Gel de `EŞREF ` olma!
İkinci Abdülhamid devrinde Ermenilerin beylik istemeleri üzerine meşhur hiciv şairi Eşref şu beyitleri yazmıştı:
Beylik talebinde bulunmuş bir alay ( Hay ),
( Beylik ) mi olur Ermeniden, vay gılırım vay!..
***
Nereden aldın fişek ile martini?..
Sana beyliği kim verdi a…tiğimin Artin’i?
Şimdi İmralı`da bir soysuz ve onun dalkavukları`Özerklik` istemekte şehitler diyarı Anadolu`dan.
Bunu duyan var ama; konuşan yok, isyan eden yok, dert yanan yok…
Herkes başka bir gündem de ve bu gündemle ülkeyi esir almakta.
Bir yandan da ülkemin içinde başka bir ülke kurulmakta.
Bunu hazmeden yanız Türk değil, insan bile olamaz.
`Konuşan , isyan eden, dert yanan yokta bir tane Eşref`te mi yok? `diyor insan.
`Her devrin adamı değil, her devir de adam olmak gerekir`derdi rahmetli Denktaş
Şöyle gündeme ve gümdemdekilere bakınca ne kadar haklı olduğu bin kez daha ortaya çıkıyor.
Bir `sürü` kılığında gazeteci müsvettesi her gün TV`ler karşında `ileri demokrasi `adına ülkemi geri götürmek ve parçalamak için saçmalamakta.
Bunlar iç siyasetten, örgütlere.. .iç organlardan , dışkılara kadar her şeyden anlıyorlar maşallah.
İdeolojileri var, duruşu var dediğimiz bir çok şahsiyetin bir süre sonra `değişim` serüvenlerini `gelişim` diye bizlere yutturmaya çalışmasına artık çok alıştık…
Merak ederek inceliyorsunuz bakıyorsunuz ki `gelişim` dedikleri tek şey servetlerinde olmuş.
Zihinsel olarak halen aynı kelime hazinesine sahipler, tek yetenekleri patronlarının para birimleri ile `kaleşnikof` görevi yapmaları.
Ben bunlara `kaleşnikof` diyorum, zira kimin eline geçerseler onların istekleri ile mermi boşaltıyorlar.
Haklı veya haksız, sallayıp duruyorlar.
Bunları gördükçe iç acılarımın toplamı küfür diye paylıyor bazen.
Ama asla `Küfre` girmeden inceden inceye ve Eşref`çe…
Sonra derim ki, içmeden sarhoş olsamda bir `Ney` çalsam `Neyzen`ce...
Neyzen`in hocasıydı Eşref!
Çok fakirdi, çok talihsizdi ve içip içip küfür ederdi Eşref.
“ Dünyada gönül ferahlatan tek lakırdı vardır.
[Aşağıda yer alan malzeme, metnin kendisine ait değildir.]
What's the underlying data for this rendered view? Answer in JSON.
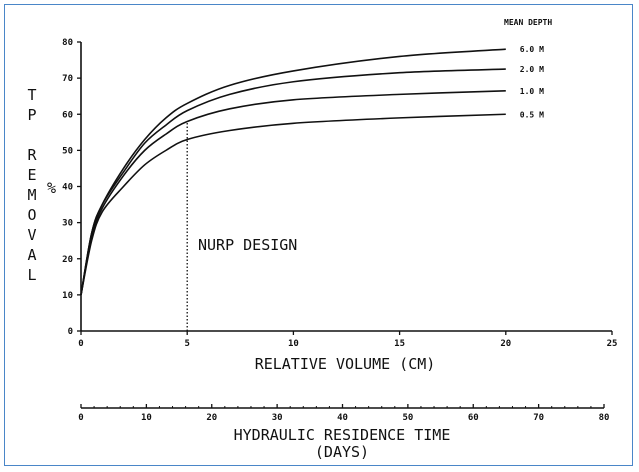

Onun da adını “ küfür” koymuşlar” diyen Bektaşi`ye hak veren Eşref haksız mıydı peki?
“Mahalle komiserlerinden biri, aklını şair Eşref'e taktırmıştı. o dönemlerde geceleri fenersiz sokağa çıkma yasağı vardı ve bir gece mahalle komiseri, Eşref'i fenersiz yakalamıştı:
– Naydi, ulan yürü karakola, demişti.
Eşref direnince de, yakasına yapışıp bir tokat patlatmıştı. Eşref de aynı biçimde yanıt vermişti komisere... derken iki polis daha gelmişti komiserin yanına. Eşref’i, ite sürükleye karakola götürmüşler; ertesi gün de, "vazife başındaki zaptiye memuruna tokat atma" suçlamasıyla, müstantikliğe (sorgu yargıçlığına) sevk etmişlerdi.
Müstantik Ohannes efendi adında, bir Osmanlı ermenisiydi. sorularını bir kâğıda yazmış ve Eşref'e uzatmıştı:
– Bunları cevaplayın, demişti.
Eşref de, "suallerinizin topuna cevaptır" notuyla, şu kıt'ayı yazıp uzatmıştı müstantik Ohannes efendiye:
Elinde yok adalet; olsa da sen kim, adalet kim;
Kimi maznun [sanık] görürsen, hep "kabahat sendedir" dersin.
Polisler üstüme saldırdı, ben de sille aksettim,
Be müstantik efendi! söyle, sen olsan ne b..k yersin?”
Diyebilirsiniz ki, `ne oldu Selçuk kafayı mı yedin?`
Ozaman biz de `bu ihanetin topuna el cevapdır` diyerek düzgün`ce şöyle nokta koyalım ne demek istediğimize:
Özerklik talebinde bir sürü deyyus
Soylarına bakarsan ya ermeni yada rus
***
İmralı`da bir soysuz yırtmaktadır g..nü!
`Özerklik mi?` alırsınız Pusat`ımın çü..nü!